May 23rd, 1982 Octavia Rosier’s house
@mvlcibers
The fact that he hadn’t been able to find Nik once in the London attacks of the 21st had been a never-ending source of worry for Evan. He knew that even as he’d moved around his cousin’s house as though he owned it, giving order and trying to organise a funeral which he felt entirely unprepared for, he had been failing to meet the standard he set for himself in all his life. He couldn’t help but play in his head the worst scenarios possible, that Nik had been engulfed in the flame that he must have created; that he had taken stupid risks to protect the woman with which he was so infatuated. There were too many things that could have gone wrong, that seemed more and more likely had gone wrong. He didn’t understand which other safehouse that Nik could even have considered going to when he must have known that he would always be safe where the name of Rosier was born.
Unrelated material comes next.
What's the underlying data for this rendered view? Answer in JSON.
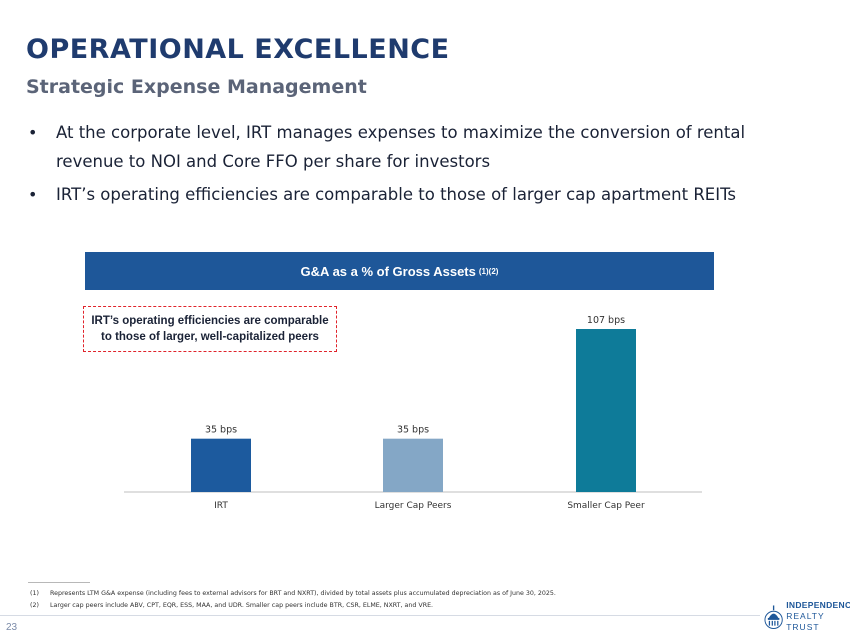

Despite the early nature of the hour, Evan found himself in no more mood to go to bed than he had when the sky had first started to grow dark. There was too much occupying his mind for sleep to be an appealing prospect. Which was why it simply made sense that he was the first person told by the house-elf that there was a man outside, trying to get through the wards on the front gate. He made the long trip down the gravel path, knowing that the anti-apparition charms were in full effect even for those already in the building, unsure as to who he would see on the other side of the iron gate, no matter how he craved it to be Nik.
He had apparated a little under a mile away to give himself enough time to think of what he might say to Evan, for he’d simply set the manor aflame and fled like some sort of morbid angel of flame, with little conscience and little regard for who perished in said flame. Did Evan blame him for all that had happened, as so many of the others did? Did he know that the entire ordeal had gone up in flames because Nikolai had simply decided that his desire to keep Evan alive at all costs far outweighed the desire to keep anyone else alive? Did he know that Nikolai would surely disappear if he had lost Evan’s approval because of this? He’d spent the mile muttering to himself, practicing what he should say, what he shouldn’t say, but when he came upon the warded gate, the words escaped him.
The fight against the wards had been noting in comparison to the house elf who was adamant that he not be allowed inside. Frustration had overtaken him quickly, and he’d nearly been sent flying back by the wards; his ear began to smoke as he clenched his fists at his sides, huffing once before stalking toward the stone wall that flanked the wards, looking, glaring, desperately searching to find a chink in the wards so that he could vault the wall and find his Evan. He heard the house elf leave, and in a moment of anger he yelled after the poor creature, curses rolling easily off his tongue as he made a break for the wall, only to be tossed back a few feet by the persistent ward. Nikolai would think to apologize to the house elf later, but quite soon after, he heard a second set of footsteps approaching, and quickly righted himself, scrambling once again to the gate.
“Hello?” he called, squinting into the darkness that shrouded the approaching figure; his heart gave a great lurch, for he knew deep within his bones that it was Evan, “E-Evan? Is that you?”